Salah satu penerima penghargaan adalah Sulistyani, S.Pd., Kepala Sekolah SD Negeri 1 Cingebul, Kecamatan Lumbir, yang menerima Satyalancana Karya Satya masa pengabdian 10 tahun. Bagi Sulistyani, penganugerahan tersebut menjadi pengalaman yang membanggakan sekaligus bentuk apresiasi yang semakin memotivasi dirinya untuk terus menjalankan tugas sebagai pendidik. Ia mengaku bersyukur karena pengabdian yang selama ini dijalankan mendapatkan penghargaan.


“Saya merasa bangga menerima penghargaan Satyalancana Karya Satya ini. Terima kasih atas apresiasi yang diberikan,” tutur Sulistyani. Penghargaan tersebut diharapkan menjadi energi positif bagi dirinya untuk terus memberikan pengabdian terbaik dalam menjalankan tugas pendidikan dan pelayanan kepada peserta didik.

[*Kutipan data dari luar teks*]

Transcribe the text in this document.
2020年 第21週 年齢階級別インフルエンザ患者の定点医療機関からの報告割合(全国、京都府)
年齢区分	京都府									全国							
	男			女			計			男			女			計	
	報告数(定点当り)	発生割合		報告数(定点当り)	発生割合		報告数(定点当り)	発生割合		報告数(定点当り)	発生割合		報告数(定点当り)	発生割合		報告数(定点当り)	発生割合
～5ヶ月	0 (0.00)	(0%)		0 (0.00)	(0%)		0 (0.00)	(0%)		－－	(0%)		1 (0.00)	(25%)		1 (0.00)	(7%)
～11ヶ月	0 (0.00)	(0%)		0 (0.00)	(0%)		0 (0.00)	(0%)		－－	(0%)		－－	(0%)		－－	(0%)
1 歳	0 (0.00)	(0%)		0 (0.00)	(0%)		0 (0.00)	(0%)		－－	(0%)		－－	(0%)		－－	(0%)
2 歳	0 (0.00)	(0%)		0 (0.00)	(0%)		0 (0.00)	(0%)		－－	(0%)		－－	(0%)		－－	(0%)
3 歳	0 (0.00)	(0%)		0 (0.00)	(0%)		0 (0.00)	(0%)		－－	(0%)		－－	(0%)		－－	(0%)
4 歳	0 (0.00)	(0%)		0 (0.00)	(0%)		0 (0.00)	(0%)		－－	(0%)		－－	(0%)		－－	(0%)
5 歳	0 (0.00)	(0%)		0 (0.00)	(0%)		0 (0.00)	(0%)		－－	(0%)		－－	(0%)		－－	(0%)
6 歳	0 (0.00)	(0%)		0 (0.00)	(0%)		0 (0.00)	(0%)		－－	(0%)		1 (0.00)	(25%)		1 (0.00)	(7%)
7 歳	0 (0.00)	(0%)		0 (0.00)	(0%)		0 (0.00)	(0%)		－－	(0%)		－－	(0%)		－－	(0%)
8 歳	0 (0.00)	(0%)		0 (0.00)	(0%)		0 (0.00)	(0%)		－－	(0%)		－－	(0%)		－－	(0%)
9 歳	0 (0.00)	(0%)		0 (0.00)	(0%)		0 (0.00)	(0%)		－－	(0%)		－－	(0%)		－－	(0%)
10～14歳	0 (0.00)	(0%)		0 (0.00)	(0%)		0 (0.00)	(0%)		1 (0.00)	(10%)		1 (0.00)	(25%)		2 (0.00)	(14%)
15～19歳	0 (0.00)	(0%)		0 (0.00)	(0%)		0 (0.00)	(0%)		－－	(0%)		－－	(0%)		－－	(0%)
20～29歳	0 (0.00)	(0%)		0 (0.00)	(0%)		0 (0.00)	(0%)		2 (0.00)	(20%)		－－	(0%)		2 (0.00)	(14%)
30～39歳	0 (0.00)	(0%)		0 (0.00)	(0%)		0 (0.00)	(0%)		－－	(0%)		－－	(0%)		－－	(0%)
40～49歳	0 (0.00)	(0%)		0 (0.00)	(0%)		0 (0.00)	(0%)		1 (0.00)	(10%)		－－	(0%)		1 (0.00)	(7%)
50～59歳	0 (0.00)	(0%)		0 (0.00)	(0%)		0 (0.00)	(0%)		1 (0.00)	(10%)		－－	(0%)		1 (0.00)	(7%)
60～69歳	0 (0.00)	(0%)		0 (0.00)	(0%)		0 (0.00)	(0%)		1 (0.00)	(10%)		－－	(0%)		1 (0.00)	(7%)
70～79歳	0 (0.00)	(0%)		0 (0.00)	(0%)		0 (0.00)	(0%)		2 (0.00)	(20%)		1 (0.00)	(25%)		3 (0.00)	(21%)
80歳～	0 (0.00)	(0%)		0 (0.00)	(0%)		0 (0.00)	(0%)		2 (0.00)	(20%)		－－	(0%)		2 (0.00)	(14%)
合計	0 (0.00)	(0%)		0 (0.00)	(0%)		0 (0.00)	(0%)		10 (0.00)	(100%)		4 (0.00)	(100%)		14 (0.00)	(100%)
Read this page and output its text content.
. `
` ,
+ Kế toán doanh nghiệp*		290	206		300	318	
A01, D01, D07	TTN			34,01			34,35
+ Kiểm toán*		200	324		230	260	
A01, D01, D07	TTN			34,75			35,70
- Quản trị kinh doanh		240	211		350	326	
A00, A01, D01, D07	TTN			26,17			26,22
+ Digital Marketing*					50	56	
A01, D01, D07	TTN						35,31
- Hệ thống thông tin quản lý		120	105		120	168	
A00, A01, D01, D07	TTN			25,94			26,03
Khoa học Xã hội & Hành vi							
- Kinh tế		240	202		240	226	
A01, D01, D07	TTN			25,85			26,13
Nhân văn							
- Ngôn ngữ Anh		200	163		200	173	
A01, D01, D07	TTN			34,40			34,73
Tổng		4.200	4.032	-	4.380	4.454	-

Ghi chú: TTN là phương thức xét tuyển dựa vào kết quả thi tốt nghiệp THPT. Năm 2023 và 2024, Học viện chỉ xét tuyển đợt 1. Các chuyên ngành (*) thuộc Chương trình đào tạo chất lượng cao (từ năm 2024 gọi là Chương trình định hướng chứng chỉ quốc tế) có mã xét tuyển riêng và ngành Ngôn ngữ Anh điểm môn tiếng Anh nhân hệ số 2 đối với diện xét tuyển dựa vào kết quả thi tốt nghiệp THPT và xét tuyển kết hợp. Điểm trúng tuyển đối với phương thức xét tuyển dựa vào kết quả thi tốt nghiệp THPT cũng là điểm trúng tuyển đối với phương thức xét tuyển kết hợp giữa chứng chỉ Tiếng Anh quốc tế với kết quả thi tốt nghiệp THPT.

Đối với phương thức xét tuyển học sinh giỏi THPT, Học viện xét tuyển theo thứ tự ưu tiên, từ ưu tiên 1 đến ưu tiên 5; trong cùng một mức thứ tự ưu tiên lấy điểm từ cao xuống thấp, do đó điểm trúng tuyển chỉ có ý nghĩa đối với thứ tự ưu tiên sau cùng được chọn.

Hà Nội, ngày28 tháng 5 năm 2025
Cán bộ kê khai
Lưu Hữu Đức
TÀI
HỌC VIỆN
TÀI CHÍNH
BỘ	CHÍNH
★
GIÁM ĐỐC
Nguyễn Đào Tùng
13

Penganugerahan Satyalancana Karya Satya akhirnya tidak sekadar menjadi seremoni setelah upacara kemerdekaan. Momentum tersebut menjadi penghormatan atas perjalanan panjang para ASN sekaligus pengingat bahwa pengabdian kepada negara dibangun dari kerja yang konsisten, keteguhan menghadapi tantangan, serta kesediaan memberikan manfaat bagi masyarakat. Sebanyak 144 penerima penghargaan kini membawa tanggung jawab moral baru: menjadikan penghargaan bukan sebagai akhir perjalanan, melainkan pemantik untuk terus bekerja, berinovasi, beradaptasi, dan mengabdi bagi Banyumas.